The open access paper linked below gives a very good feel for the present state of calorie restriction mimetic research. There are a lot of compounds that seem promising, and researchers are engaged in tying their effects back to the growing knowledge of the puzzle of interrelated proteins and genes that make up the highly flexible operation of metabolism. For most this is the primary goal: not the generation of therapies, but the use of calorie restriction and ways to imperfectly recreate its effects as tools to understand the way in which metabolism determines the pace of aging, all the way down to the most fundamental interactions between proteins in cells. This is a very long-term project. The research community will have effectively cured aging long before the whole intricate dance of its progression is completely understood down to the lowest levels, or at least this will happen if all goes well in the repair strategy field.
All that said, the research into metabolism and aging is interesting and worth reading. It just isn't the road to human longevity in any practical, useful to those of us reading this today sense.
D-Glucosamine (GlcN) is being widely used to prevent and treat osteoarthritis in humans and, according to a number of clinical studies, may be effective in this regard. However, mounting evidence suggests that GlcN may be ineffective in ameliorating symptoms and parameters of osteoarthritis. Nevertheless, GlcN has been in long-term use in humans for several decades and induces no relevant side effects aside from occasional allergic reactions.
Short-term administration of high-dose GlcN to model systems or humans acutely impairs glucose metabolism that resembles some of the metabolic features of diabetes mellitus. By contrast, chronic GlcN intake has no detectable influence, or even blood glucose-lowering effects in humans.
Long-term inhibition of glycolysis, by either applying RNA interference (RNAi) to impair expression of glycolytic enzymes, with the application of 2-deoxy-D-glucose (DOG), or by impeding insulin/IGF1 receptor signalling uniformly extends the life span of C. elegans, whereas increased glucose availability reduces nematodal life span. As none of these aforementioned interventions are readily available for use in humans to extend life span, and particularly owing to the fact that DOG unexpectedly shortens life span of rodents, we have now tested whether GlcN could promote healthspan in C. elegans and rodents.
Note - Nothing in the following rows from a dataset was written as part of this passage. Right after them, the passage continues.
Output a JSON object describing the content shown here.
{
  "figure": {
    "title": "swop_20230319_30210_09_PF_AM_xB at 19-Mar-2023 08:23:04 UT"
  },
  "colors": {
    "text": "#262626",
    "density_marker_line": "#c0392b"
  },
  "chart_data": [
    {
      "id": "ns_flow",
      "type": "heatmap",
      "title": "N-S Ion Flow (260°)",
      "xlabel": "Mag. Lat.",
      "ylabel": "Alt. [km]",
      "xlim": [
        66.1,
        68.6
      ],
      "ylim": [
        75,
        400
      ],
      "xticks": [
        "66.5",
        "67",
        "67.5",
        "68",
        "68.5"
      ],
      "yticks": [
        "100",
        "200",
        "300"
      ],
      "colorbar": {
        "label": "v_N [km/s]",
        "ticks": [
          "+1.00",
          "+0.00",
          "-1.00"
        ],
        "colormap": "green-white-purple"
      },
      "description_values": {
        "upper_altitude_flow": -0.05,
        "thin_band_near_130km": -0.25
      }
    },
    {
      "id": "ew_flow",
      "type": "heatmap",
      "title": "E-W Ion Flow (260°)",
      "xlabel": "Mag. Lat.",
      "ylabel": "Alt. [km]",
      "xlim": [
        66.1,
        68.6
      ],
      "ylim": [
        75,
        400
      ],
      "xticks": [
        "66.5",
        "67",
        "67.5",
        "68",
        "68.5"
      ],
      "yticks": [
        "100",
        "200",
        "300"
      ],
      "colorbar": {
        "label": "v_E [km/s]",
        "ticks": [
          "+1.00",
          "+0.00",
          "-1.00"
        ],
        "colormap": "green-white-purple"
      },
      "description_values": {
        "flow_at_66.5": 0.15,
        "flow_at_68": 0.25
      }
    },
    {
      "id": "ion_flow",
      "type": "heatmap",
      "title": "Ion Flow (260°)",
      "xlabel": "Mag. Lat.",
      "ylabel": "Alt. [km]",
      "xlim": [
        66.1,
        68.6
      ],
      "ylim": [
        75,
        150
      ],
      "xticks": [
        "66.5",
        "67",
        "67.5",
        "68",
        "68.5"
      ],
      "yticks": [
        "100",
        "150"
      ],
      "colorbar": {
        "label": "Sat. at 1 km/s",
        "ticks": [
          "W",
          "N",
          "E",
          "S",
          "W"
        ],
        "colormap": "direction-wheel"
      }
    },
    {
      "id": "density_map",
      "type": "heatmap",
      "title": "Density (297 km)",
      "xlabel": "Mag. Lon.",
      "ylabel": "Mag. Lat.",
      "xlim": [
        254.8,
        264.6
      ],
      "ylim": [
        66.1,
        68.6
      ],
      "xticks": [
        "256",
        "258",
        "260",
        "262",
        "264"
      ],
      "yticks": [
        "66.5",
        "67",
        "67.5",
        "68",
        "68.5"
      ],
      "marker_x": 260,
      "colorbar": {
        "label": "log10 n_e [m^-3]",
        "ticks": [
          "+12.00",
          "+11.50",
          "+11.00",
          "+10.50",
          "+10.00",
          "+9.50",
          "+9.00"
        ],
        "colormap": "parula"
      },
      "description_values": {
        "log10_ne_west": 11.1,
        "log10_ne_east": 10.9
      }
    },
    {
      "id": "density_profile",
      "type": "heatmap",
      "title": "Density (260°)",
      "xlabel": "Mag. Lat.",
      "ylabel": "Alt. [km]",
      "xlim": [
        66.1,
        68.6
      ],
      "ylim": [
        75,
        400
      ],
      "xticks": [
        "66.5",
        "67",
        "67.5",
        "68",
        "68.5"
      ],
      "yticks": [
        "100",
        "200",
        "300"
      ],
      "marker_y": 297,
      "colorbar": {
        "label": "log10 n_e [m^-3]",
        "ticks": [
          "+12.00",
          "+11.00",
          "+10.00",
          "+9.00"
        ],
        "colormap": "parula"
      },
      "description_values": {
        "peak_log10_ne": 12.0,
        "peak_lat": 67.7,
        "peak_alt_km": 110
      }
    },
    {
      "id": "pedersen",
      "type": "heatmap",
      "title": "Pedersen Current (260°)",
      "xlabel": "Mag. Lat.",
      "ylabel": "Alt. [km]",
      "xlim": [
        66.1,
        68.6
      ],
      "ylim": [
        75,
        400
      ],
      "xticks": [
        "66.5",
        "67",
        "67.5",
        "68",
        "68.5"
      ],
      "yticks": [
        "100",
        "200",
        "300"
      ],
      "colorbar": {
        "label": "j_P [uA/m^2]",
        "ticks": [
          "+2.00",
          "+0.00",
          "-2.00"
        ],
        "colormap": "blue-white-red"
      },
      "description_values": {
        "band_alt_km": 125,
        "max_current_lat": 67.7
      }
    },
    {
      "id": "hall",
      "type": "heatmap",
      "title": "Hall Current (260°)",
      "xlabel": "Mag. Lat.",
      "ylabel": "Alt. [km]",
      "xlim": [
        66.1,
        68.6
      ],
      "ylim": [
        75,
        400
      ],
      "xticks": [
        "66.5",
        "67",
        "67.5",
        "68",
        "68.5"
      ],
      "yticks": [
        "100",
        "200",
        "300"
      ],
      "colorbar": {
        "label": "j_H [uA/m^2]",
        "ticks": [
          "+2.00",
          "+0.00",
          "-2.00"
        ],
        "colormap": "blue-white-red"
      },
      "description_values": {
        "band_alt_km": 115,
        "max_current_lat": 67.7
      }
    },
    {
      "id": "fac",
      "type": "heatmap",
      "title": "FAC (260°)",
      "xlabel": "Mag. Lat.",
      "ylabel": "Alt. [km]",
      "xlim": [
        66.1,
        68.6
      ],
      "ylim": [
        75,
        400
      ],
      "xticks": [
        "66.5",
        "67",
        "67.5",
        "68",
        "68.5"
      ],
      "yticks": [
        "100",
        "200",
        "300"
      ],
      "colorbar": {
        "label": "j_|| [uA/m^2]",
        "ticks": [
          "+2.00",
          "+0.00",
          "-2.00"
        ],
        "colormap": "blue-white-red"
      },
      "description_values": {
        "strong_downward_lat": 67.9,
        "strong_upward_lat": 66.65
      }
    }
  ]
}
We here find that GlcN inhibits glycolysis to cause an energy deficit that induces mitochondrial biogenesis and alternate fuel use, namely amino-acid oxidation. This is paralleled by an extension of life span in both C. elegans and ageing mice, the latter also showing improved glucose metabolism. These findings implicate that GlcN supplementation may be a versatile approach to delay ageing in humans.
If you dig into the paper, you'll find that life extension in mice is modest, around 10% or so, but pretty consistent judging from the charts. This is for supplementation starting at the two year mark and continuing for another year, by which time only a few mice remained from either group.
For my money an increased knowledge of metabolism and aging is really the only reason to pursue something with such a modest outcome at the dawn of the age of rejuvenation research. The quest for knowledge is a noble thing in and of itself, but don't fool yourself into thinking that this and similar work forms any sort of a road to radical life extension in humans. It does not and cannot. That goal can only come about in the next few decades, soon enough to matter, through growth and development of repair strategies that focus on identifying and repairing the fundamental differences between old tissues and young tissues - a form of research and development that is far, far removed from the paper quoted above.